Eid FROM t_entidades AS te WHERE te. Entidade_t LIKE '%cartography%' OR EXISTS ( SELECT 1 FROM t_entidade_actividade AS ea WHERE ea. Entidade = te.

Eid AND EXISTS ( SELECT 1 FROM t_actividades AS ta WHERE ta. Aid = ea. Actividade AND ta.

Actividade LIKE '%cartography%' ) ).

Seems a nice way of avoiding JOINS but also makes queries a bit cumbersome... Thanks for your effort anyway. – andre matos Mar 3 at 10:40 It's really not so much about avoiding JOINS, it's more about the query analyzer and final query plan. Although the query syntax is a bit cumbersome, your original complaint seems to have been performance based.

The above query should run more efficiently and quickly. Each database query analyzer works a bit differently, but EXISTS tests are usually much quicker than JOINS when you are trying to elimate results from the results set. – GunnerL3510 Mar 3 at 21:06 Thanks for the explain on EXISTS, didn't knew they are faster than JOINS.. About your query, it does perform better than my #1 but for smaller filters such as %car% the UNION (#2) is still faster.

– andre matos Mar 4 at 9:42.

Each of the two sets of IDs are produced in quite different ways, so put them in separate queries and use a UNION to merge them together at the end. It also cuts out the useless outer scan of t_entidades in query 1 that just passes through IDs from the where clause. (Not that it's relevant to PostgreSQL, but it also makes it clear that the two scans could be run in parallel and then merged, but never mind).

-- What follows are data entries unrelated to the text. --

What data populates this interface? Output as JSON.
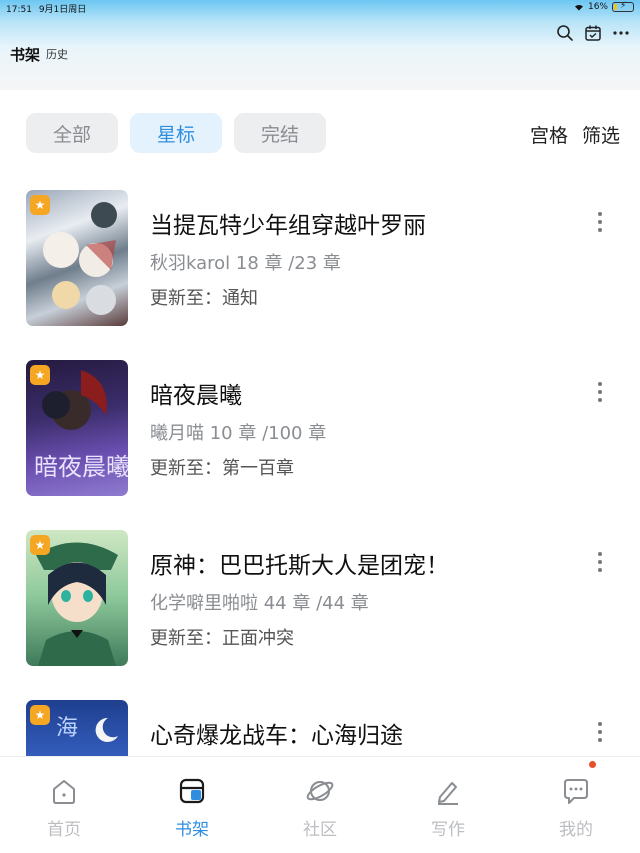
{
  "status_bar": {
    "time": "17:51",
    "date": "9月1日周日",
    "battery": "16%",
    "battery_fraction": 0.16
  },
  "header": {
    "title": "书架",
    "subtitle": "历史",
    "icons": [
      "search-icon",
      "calendar-check-icon",
      "more-horizontal-icon"
    ]
  },
  "filters": {
    "tabs": [
      {
        "label": "全部",
        "active": false
      },
      {
        "label": "星标",
        "active": true
      },
      {
        "label": "完结",
        "active": false
      }
    ],
    "grid_label": "宫格",
    "filter_label": "筛选"
  },
  "books": [
    {
      "title": "当提瓦特少年组穿越叶罗丽",
      "meta": "秋羽karol  18 章 /23 章",
      "update": "更新至：通知",
      "starred": true
    },
    {
      "title": "暗夜晨曦",
      "meta": "曦月喵  10 章 /100 章",
      "update": "更新至：第一百章",
      "starred": true
    },
    {
      "title": "原神：巴巴托斯大人是团宠！",
      "meta": "化学噼里啪啦  44 章 /44 章",
      "update": "更新至：正面冲突",
      "starred": true
    },
    {
      "title": "心奇爆龙战车：心海归途",
      "meta": "",
      "update": "",
      "starred": true
    }
  ],
  "bottom_nav": [
    {
      "label": "首页",
      "icon": "home-icon",
      "active": false
    },
    {
      "label": "书架",
      "icon": "bookshelf-icon",
      "active": true
    },
    {
      "label": "社区",
      "icon": "planet-icon",
      "active": false
    },
    {
      "label": "写作",
      "icon": "pen-icon",
      "active": false
    },
    {
      "label": "我的",
      "icon": "chat-bubble-icon",
      "active": false,
      "badge": true
    }
  ],
  "colors": {
    "accent": "#2f8ee0",
    "star_badge": "#f5a623",
    "notification_dot": "#e8502a"
  }
}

I cant really gove you an answer,but what I can give you is a way to a solution, that is you have to find the anglde that you relate to or peaks your interest. A good paper is one that people get drawn into because it reaches them ln some way.As for me WW11 to me, I think of the holocaust and the effect it had on the survivors, their families and those who stood by and did nothing until it was too late.

Different queries, same result (it seems), completly different performance… Why?

Related Questions

What is the relative performance of SPARQL queries vs native relational queries?

If I analyse a position which has already been analysed, but take more time now, so that the result would be better, is the better result automatically stored, overwriting the lesser result?

JOIN queries vs multiple queries?

Yes, flashback queries can be performed using TopLink's historical query support. Historical queries are described in the answer to the question: How do I query historical data?

For LevelDB, how can I get the performance of random writes as same as claimed “official” performance report?

I want to completly restore my computer from scratch. I don't have a reboot disc anymore. all I have is a disc I used to update xp to vista?